Reading of pdf via R

4

I need to convert the PDF data below into a data frame: link

Doing a search for the How to Read PDF Data in the R . I had some problems installing the package, but I managed to make it work in RStudio after all. But the result was not satisfactory, because in columns with 3 or more blank lines it jumps to another column.

    
asked by anonymous 19.03.2018 / 19:24

1 answer

4

Using the tabulizer package, I extracted information from the first page only to test:

library(tabulizer)
library(dplyr)
library(stringi)
url <- 'http://www2.alerj.rj.gov.br/leideacesso/spic/arquivo/folha-de-pagamento-2018-01.pdf'
d <- extract_tables(url, encoding = "UTF-8", pages = 1)

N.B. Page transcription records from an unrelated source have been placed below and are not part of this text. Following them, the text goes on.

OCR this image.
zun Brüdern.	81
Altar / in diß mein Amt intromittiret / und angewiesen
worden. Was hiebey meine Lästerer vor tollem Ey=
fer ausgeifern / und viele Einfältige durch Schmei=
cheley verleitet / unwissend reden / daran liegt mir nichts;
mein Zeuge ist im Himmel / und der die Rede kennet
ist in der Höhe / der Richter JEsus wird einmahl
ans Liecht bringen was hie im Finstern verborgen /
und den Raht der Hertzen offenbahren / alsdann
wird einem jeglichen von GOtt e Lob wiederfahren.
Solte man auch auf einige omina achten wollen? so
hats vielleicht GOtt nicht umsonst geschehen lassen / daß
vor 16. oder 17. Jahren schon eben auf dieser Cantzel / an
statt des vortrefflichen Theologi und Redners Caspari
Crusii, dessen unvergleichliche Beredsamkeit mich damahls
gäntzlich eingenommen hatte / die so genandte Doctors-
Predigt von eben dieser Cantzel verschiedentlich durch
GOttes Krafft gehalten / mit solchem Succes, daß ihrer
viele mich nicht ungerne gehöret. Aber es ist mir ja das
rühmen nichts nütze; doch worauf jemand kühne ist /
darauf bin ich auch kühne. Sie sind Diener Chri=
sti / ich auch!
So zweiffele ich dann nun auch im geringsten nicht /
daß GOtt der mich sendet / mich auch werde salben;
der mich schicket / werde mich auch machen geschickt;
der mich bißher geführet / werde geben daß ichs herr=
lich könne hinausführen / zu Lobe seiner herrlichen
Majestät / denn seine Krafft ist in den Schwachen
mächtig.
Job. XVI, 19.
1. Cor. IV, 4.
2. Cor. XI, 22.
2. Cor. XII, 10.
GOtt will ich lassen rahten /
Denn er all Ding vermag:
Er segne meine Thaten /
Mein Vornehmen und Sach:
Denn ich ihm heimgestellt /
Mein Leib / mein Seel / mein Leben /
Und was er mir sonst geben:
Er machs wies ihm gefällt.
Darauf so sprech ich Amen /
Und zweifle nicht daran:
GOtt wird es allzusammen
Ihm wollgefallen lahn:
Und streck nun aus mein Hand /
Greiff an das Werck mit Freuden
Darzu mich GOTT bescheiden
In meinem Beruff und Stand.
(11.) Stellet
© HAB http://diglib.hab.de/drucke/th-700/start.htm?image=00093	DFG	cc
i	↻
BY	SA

Then I made the list into a data frame, turned it into chr , named the variables, and removed the first line (which is actually the name of the variables)

d <- as.data.frame(d)
d <- d %>% 
  mutate_all(funs(as.character(.)))
names(d) <- d[1,]
d <- d[-1,]

Then you need to clean up the information, such as the thousand separator, the decimal separator in pdf as , , and turn that information into numeric

d <- d %>% 
  mutate_all(funs(gsub("-", NA, .)))
d <- d %>% 
  mutate_at(vars(VENCIMENTO:'TOTAL LÍQUIDO'), funs(gsub("\.", "", .))) %>% 
  mutate_at(vars(VENCIMENTO:'TOTAL LÍQUIDO'), funs(as.numeric(gsub(",", "\.", .))))

If you remove the pages option from the extract_tables function it will pull all the pages of the pdf and place it within a single list. For the join in a single table, I think do.call(rbind, d) will solve.

    
19.03.2018 / 21:49